立夏初候の徒然

感じる映画

『ブンミおじさんの森』というタイ人のアピチャッポン・ウィーラセタクン監督の作品を観た。ディテールの意味を解ろうとして観るなら確かに難解な映画かもしれないが、そういう触れ方とは違うものを引き出されるようなこの映画は、不思議と繰り返し観てみたくなる。
イサーン(東北部)の農村を舞台に万華鏡のように、コラージュのように描き出されるタイという国、暮らし、生命、死、そして自然。かと言ってただ綺麗に、美しく、あるいはスマートにまとめ上げたというようなものでも、声高に何かを主張するようなものでもない。だからむしろ感じる隙間と静寂が広がり、その世界に身を委ね「解ろう」とすることを脇に置いて観終えた後に、その全体の感触が残る。

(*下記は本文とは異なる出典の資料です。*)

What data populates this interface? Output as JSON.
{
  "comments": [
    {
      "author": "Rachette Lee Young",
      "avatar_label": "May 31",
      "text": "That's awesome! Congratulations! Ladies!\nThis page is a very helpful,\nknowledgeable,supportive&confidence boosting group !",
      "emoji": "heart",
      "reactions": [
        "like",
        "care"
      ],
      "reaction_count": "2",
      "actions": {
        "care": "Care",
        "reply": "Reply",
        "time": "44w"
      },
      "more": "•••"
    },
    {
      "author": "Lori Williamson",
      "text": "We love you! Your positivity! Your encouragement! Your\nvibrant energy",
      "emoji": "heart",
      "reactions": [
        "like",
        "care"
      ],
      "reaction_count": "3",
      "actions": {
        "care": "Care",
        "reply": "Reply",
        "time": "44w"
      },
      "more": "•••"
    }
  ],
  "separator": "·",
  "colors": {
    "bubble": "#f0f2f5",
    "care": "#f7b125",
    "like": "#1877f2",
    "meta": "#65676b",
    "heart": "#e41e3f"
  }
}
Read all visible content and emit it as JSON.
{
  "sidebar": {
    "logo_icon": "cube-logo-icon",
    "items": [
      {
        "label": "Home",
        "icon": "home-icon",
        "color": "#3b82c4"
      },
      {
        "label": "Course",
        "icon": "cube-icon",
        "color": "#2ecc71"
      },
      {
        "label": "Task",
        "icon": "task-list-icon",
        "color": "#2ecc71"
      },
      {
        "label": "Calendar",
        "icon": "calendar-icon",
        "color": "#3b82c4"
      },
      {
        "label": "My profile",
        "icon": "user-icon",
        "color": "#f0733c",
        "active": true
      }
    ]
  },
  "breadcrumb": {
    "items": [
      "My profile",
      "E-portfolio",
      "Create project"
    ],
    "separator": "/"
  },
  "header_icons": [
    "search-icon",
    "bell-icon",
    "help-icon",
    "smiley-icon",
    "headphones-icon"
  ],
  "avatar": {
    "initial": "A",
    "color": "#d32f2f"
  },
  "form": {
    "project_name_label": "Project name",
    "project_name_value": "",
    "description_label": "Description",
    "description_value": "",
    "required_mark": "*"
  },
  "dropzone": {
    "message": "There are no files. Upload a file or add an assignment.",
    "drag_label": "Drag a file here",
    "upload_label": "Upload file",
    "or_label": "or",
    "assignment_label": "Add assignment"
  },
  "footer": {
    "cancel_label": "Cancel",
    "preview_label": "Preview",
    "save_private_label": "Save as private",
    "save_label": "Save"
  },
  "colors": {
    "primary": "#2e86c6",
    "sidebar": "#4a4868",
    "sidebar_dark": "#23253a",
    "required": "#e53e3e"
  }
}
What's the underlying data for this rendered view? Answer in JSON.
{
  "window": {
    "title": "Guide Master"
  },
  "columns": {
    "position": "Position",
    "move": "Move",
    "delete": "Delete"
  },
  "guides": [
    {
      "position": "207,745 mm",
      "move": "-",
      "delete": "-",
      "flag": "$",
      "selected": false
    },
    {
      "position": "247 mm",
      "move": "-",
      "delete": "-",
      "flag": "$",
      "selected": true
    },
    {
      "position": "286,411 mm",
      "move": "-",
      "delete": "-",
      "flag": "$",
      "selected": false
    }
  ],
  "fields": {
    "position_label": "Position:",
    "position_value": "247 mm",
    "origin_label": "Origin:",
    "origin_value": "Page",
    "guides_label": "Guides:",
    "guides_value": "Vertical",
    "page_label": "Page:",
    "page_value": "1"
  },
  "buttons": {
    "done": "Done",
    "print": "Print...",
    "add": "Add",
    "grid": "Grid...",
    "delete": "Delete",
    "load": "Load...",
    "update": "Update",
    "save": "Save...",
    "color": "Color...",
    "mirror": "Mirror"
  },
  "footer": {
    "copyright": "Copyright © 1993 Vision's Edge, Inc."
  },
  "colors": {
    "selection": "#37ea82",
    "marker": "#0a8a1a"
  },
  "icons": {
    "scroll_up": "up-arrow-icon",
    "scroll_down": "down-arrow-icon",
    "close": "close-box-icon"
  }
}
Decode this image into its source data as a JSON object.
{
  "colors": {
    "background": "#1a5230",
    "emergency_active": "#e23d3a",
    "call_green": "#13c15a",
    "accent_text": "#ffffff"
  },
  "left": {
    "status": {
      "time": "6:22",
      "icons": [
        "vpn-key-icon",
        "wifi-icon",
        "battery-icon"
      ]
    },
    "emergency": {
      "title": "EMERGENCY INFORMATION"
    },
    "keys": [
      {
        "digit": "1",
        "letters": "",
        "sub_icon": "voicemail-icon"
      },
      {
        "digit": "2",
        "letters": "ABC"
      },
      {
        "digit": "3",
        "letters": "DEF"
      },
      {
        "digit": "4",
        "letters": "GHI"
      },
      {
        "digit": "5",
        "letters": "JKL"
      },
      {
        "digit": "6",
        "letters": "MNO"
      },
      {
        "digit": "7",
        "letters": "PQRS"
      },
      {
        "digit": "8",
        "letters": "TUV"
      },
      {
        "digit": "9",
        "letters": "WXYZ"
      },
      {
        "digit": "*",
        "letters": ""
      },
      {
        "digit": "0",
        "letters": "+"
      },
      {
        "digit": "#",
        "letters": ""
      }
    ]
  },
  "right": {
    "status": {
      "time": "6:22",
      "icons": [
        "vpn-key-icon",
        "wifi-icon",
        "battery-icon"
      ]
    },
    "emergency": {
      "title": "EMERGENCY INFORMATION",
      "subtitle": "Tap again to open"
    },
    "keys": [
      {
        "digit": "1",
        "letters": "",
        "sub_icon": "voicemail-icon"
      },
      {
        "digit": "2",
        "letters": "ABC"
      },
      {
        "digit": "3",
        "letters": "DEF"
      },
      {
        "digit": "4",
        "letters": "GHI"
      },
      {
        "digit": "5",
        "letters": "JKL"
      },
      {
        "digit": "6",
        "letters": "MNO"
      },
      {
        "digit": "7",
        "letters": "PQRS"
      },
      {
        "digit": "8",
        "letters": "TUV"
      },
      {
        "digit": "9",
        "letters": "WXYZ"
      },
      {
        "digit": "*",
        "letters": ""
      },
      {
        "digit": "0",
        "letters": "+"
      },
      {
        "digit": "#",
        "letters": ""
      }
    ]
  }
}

その感触を言葉で切り出そうとすれば、感じていることが色褪せてしまうような、一番大事なことが零れ落ちてしまうような…けれど、それは紛れもなくタイの手触りでもあり、生きることでもあり、やがて死にゆくことでもあるのだと感じる。

 

ブンミおじさんの森(字幕版)

eiganomori.net

 

 

薔薇

La Rose Bordeauxも咲き始めた立夏初候。
花びらが開いてからのピンク色も可愛らしいが、この咲き始めのオレンジがかった鮮やかなピンク色が何とも美しく、変化していく様を見守る楽しみもある。
そういえば、同じGUILLOT社の薔薇「エリアーヌ・ジレ」も、深紅の蕾から白い花が咲くような意外性のある品種で、いつか育ててみたい薔薇だ。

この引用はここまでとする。